Afin de faire cesser les situations dangereuses, et les collectivités locales en sont conscientes, il est nécessaire de procéder à des travaux, certains d’ampleur considérable, en respectant les obligations du repérage des matériaux amiantés puis de procéder aux nécessaires confinements ou désamiantages.
Or l’expérience montre que les phases de travaux entraînent la multiplication de facteurs de risque de contamination. Là encore, il est nécessaire que règne la plus grande transparence et que l’information puisse circuler rapidement entre les établissements scolaires, les collectivités propriétaires des bâtiments et les entreprises chargées des travaux.

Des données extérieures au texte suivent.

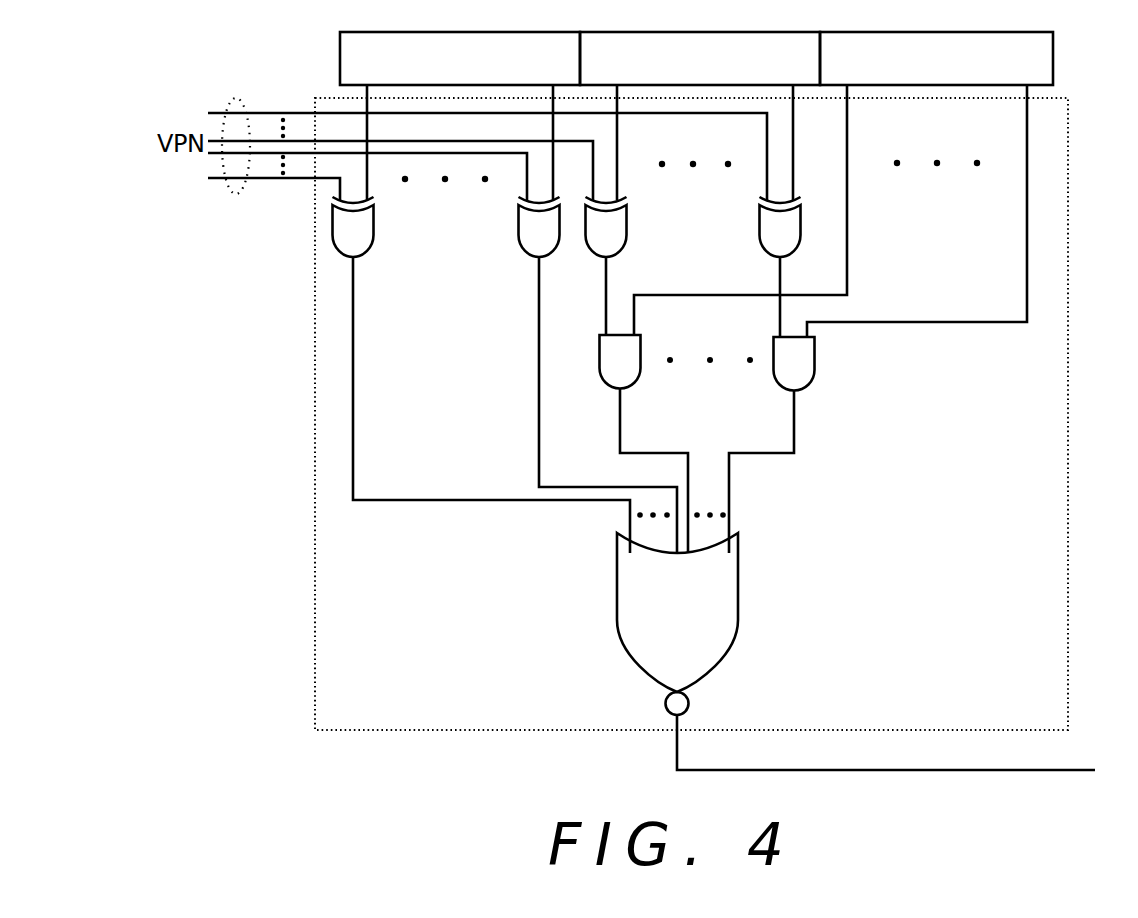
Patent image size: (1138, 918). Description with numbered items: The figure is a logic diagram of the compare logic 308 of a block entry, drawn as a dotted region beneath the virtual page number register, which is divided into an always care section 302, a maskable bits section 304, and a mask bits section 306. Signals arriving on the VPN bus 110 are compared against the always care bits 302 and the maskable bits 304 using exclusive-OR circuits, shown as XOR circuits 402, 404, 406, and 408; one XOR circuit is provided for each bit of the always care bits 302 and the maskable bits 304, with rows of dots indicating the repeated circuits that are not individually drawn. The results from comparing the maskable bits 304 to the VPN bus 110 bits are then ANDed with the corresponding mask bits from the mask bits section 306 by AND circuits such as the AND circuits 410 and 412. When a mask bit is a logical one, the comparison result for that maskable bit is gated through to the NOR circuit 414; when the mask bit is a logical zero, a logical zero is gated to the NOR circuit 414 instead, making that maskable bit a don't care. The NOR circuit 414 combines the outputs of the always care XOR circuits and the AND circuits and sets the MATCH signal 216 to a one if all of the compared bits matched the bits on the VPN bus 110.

The VPN bus 110 is at (233, 96).
The MATCH signal 216 is at (830, 770).
The always care section 302 is at (413, 32).
The maskable bits section 304 is at (647, 32).
The mask bits section 306 is at (903, 32).
The compare logic 308 is at (1068, 300).
The XOR circuit 402 is at (374, 214).
The XOR circuit 404 is at (518, 236).
The XOR circuit 406 is at (627, 240).
The XOR circuit 408 is at (759, 226).
The AND circuit 410 is at (640, 378).
The AND circuit 412 is at (814, 380).
The NOR circuit 414 is at (728, 648).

Nous espérons que cette séance sera l’occasion d’apporter des réponses à la mesure du défi sanitaire que nous rencontrons : Ce CHSCT doit permettre de renforcer la sensibilisation des personnels EN au risque de l’exposition amiante afin de faire disparaître les conduites inappropriées, de favoriser la concertation et l’information mutuelle entre l’EN et les collectivité territoriales ; enfin, de faciliter la reconnaissance professionnelle de l’origine des contaminations, d’améliorer le suivi médical et l’indemnisation des personnes exposées et contaminées.
Enfin, nous regrettons de ne pas voir associés aux travaux de ce CHSCT en tant qu’invités, comme nous l’avions demandé, les secrétaires du CHSCTM, le secrétaire du CHSCT de la région IDF et le secrétaire général de l’Andeva, sans explication de ces refus. Leur présence aurait pu enrichir nos discussions et ils auraient pu, en tirant le meilleur de nos réflexions, faire en sorte que ce CHSCT exceptionnel devienne un exemple dans la lutte contre le risque d’exposition à l’amiante.
C’est là toute notre ambition pour ce CHSCT.